A beginners guide on alternate day fasting- Pros and Cons.
- November 16, 2020
Many weight loss plans gain popularity now and then. Not every program for weight loss helps in losing weight permanently. Compared with the fad diet, fasting with a schedule proves to be efficacious. Alternate day fasting is another successful concept among weight loss enthusiasts. One gets to eat every alternate day in this method. So, it is not like dieting every other day. The chances of quitting the diet plan are lesser, compared with the traditional weight loss plans. If you are looking for weight loss plans, then you need to get to know what alternate day fasting is, and its pros and cons.
What is alternate-day fasting:
Alternate day fasting includes taking regular foods and skipping any intake of calories the whole day or restricting calorie intake to 500. It helps in reducing the calorie intake of up to 500 calories. For instance, if you are eating all seven days of a week, and now you get to eat only 3 to 4 days, weight loss becomes easy. This is a type of intermittent fasting plan. What are the pros of choosing alternate day fasting?
Perks of alternate-day fasting:
The most important advantage, and the reason why many turn towards alternate day fasting is weight loss. Alternate Day Fasting, ADF in short, helps in retaining muscle mass. It focuses on shedding the fat that surrounds the internal organs. ADF offers the freedom of choosing the diet plant you are comfortable. It is not necessary to go for a high-fat diet or a low-fat diet. Stick to your meal plan and enjoy weight loss. You cut off the extra calories on the day you fast. You are not deprived of the required energy. As the very next day, you can consume any food of your choice.
The next perk of ADF is, you don’t have to fast without eating the entire day. The term fasting gains varied meanings with different people. A few drink water and black coffee. A few stick to bone broth, while a few are comfortable in consuming around 500 calories per day. It helps to meet the requirement. So, it isn’t dry fasting. ADF being flexible makes it suitable for people of different needs.

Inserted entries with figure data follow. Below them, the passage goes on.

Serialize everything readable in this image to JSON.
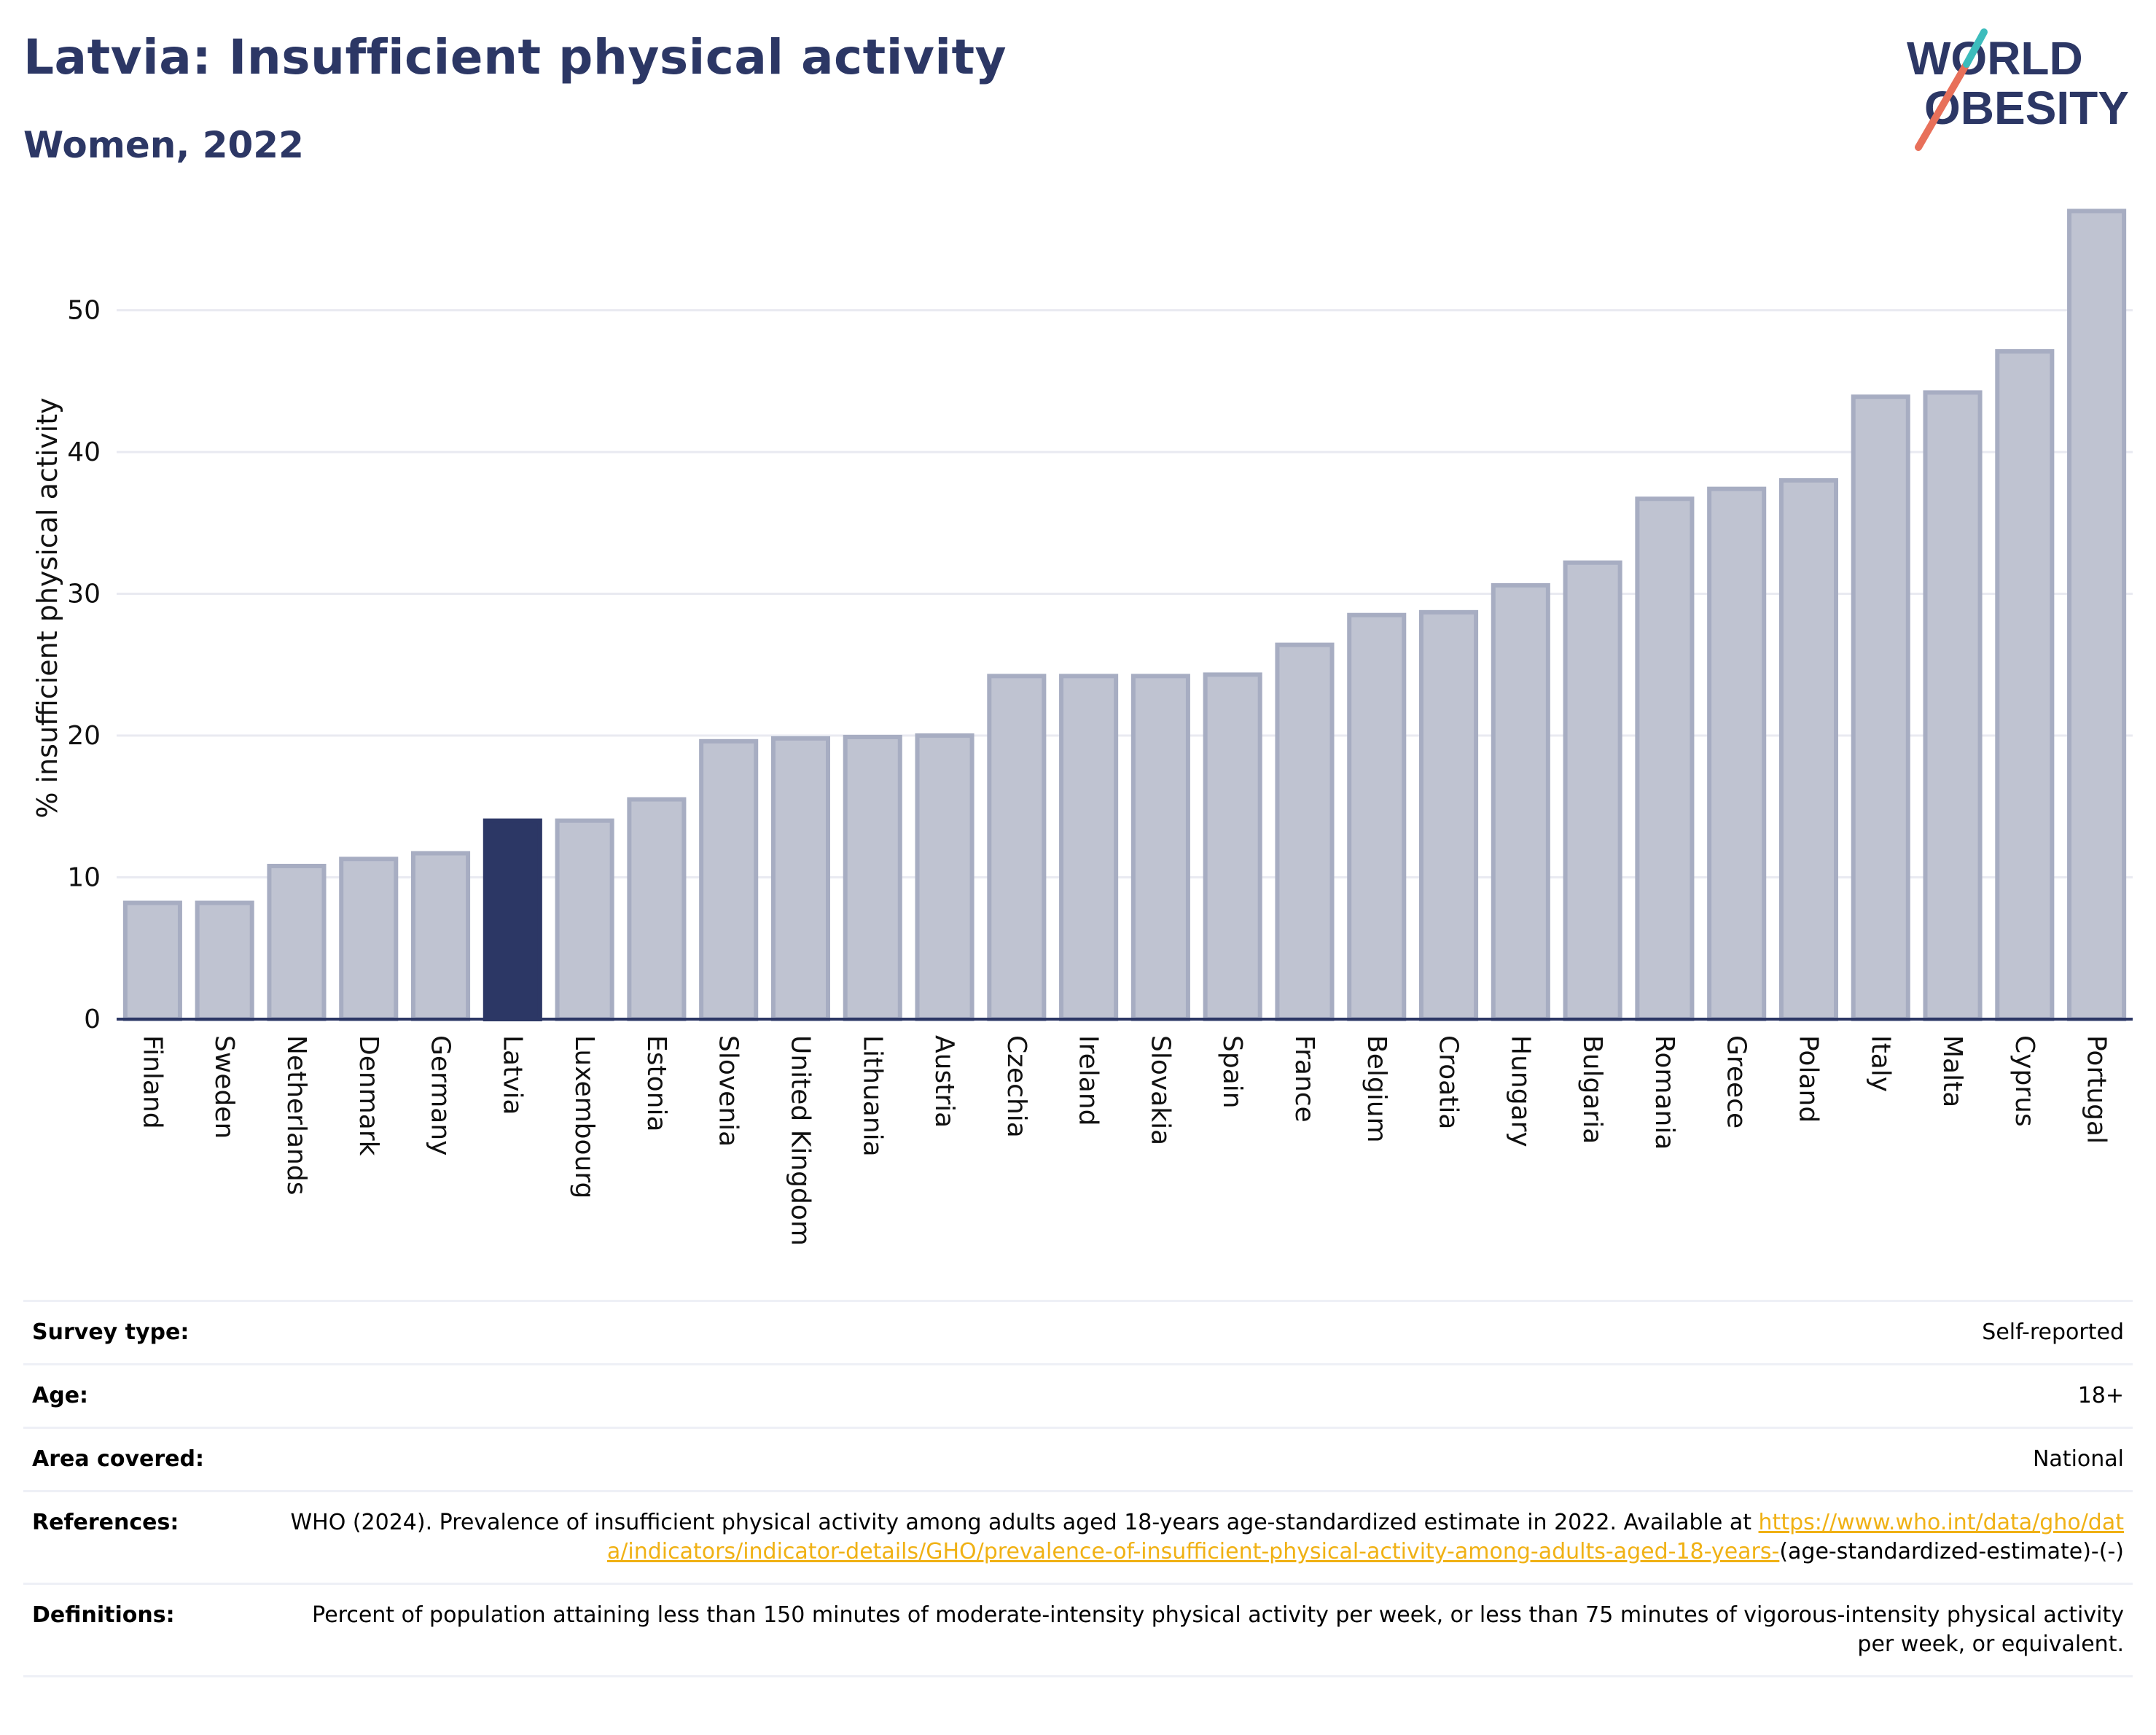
{
  "header": {
    "title": "Latvia: Insufficient physical activity",
    "subtitle": "Women, 2022"
  },
  "logo": {
    "line1": "WORLD",
    "line2": "OBESITY",
    "text_color": "#2c3765",
    "slash_colors": [
      "#e8705a",
      "#3cbcbc"
    ]
  },
  "chart_data": {
    "type": "bar",
    "title": "",
    "xlabel": "",
    "ylabel": "% insufficient physical activity",
    "ylim": [
      0,
      58
    ],
    "yticks": [
      0,
      10,
      20,
      30,
      40,
      50
    ],
    "grid": true,
    "highlight_category": "Latvia",
    "colors": {
      "bar": "#bfc3d1",
      "bar_border": "#a7adc2",
      "highlight": "#2c3765",
      "grid": "#e9eaf1",
      "axis": "#2c3765"
    },
    "categories": [
      "Finland",
      "Sweden",
      "Netherlands",
      "Denmark",
      "Germany",
      "Latvia",
      "Luxembourg",
      "Estonia",
      "Slovenia",
      "United Kingdom",
      "Lithuania",
      "Austria",
      "Czechia",
      "Ireland",
      "Slovakia",
      "Spain",
      "France",
      "Belgium",
      "Croatia",
      "Hungary",
      "Bulgaria",
      "Romania",
      "Greece",
      "Poland",
      "Italy",
      "Malta",
      "Cyprus",
      "Portugal"
    ],
    "values": [
      8.2,
      8.2,
      10.8,
      11.3,
      11.7,
      14.0,
      14.0,
      15.5,
      19.6,
      19.8,
      19.9,
      20.0,
      24.2,
      24.2,
      24.2,
      24.3,
      26.4,
      28.5,
      28.7,
      30.6,
      32.2,
      36.7,
      37.4,
      38.0,
      43.9,
      44.2,
      47.1,
      57.0
    ]
  },
  "meta": {
    "survey_type": {
      "label": "Survey type:",
      "value": "Self-reported"
    },
    "age": {
      "label": "Age:",
      "value": "18+"
    },
    "area": {
      "label": "Area covered:",
      "value": "National"
    },
    "references": {
      "label": "References:",
      "text": "WHO (2024). Prevalence of insufficient physical activity among adults aged 18-years age-standardized estimate in 2022. Available at",
      "link": "https://www.who.int/data/gho/data/indicators/indicator-details/GHO/prevalence-of-insufficient-physical-activity-among-adults-aged-18-years-",
      "suffix": "(age-standardized-estimate)-(-)"
    },
    "definitions": {
      "label": "Definitions:",
      "value": "Percent of population attaining less than 150 minutes of moderate-intensity physical activity per week, or less than 75 minutes of vigorous-intensity physical activity per week, or equivalent."
    }
  }
}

Health benefits of opting for Alternate Day Fasting:
As your metabolism gets only gets 50% of your initial calorie intake, while on ADF, it helps in building lean muscles. You will be building muscle mass and start shedding calories. Calorie intake goes low. Research in the journal Cell Metabolism, ADF helped in reducing calorie intake to 37% on average.
The Alternate day fasting helps in reducing belly fat, and also in bringing down LDL cholesterol. LDL is one of the risk factors for various Heart diseases. When the risk factor is brought down, it helps in keeping your heart healthy. As obesity is controlled, it also helps in reversing various disorders like diabetes or brings down the risk. Type 2 diabetes is linked to insulin resistance and obesity. In a group of people with prediabetes, ADF, for 8 to 12 weeks has brought down fasting insulin up to 30%. This implies the risk of diabetes is decreased to a great extent.
The process of the cells getting aged and recycled is called autophagy. This process plays a vital role in preventing ailments, neurodegeneration, infections, and heart diseases. Short term fasting and long term fasting have been proved to be linked with autophagy. So, when you choose ADF for weight loss, you also reduce the risk of tumors, and the oxidative damage is reduced.
How to do alternate day fasting?
There is no hard and fast rule for the fasting day in ADF. The only rule is, the maximum calorie intake on the day you fast should not be more than 500 calories. You can take water, tea, and coffee during the fasting days. You can also eat a big meal once on the fasting day, or two to three split meals on the fasting days. The thumb rule is to stay lower than 500 calories. You can choose to eat vegetables, fruits, eggs, lean meat, fish, soups, and salads. When you fast on alternate days or consume very fewer calories, it can help in controlled hunger, and prevent regaining the weight you have lost. For weight maintenance, generally, ADF for 12 to 24 weeks is recommended.
How safe is alternate day fasting?
Alternate Day Fasting is comfortable compared with the calorie-restraint or portion-controlled diet plans. Instead of eating a diet that is very rigid for weeks, it is easy to stick to a plan that lets you eat favorite foods on alternate days. Alternate Day Fasting is safe for most people. Regaining lost weight takes a long time when you lose weight through ADF. In traditional weight loss methods, you need to focus a lot on weight maintenance. Binge eating is one of the improved risks, but binge eating can also bring down depression as per studies.
The bottom line:
Alternate day fasting is, however, is not recommended for all. Pregnant women, lactating mothers and, kids should keep off from all sorts of weight loss plans, and ADF too. They can choose a calorie controlled diet, if mandatory, and when advised by a doctor. Also, people with medical conditions should speak with their physicians before choosing ADF for weight loss or health reasons. People with eating disorders too cannot chose this diet plan without advice from the physicians. If you are taking medications, speak with your doctor about choosing this diet plan.
So, can you select Alternate Day Fasting? Yes, for sure. If you are a healthy individual, who is not taking treatment for medical conditions, and if you are not an expectant or lactating mother and over 18 years of age, you can find ADF a great way to lose weight.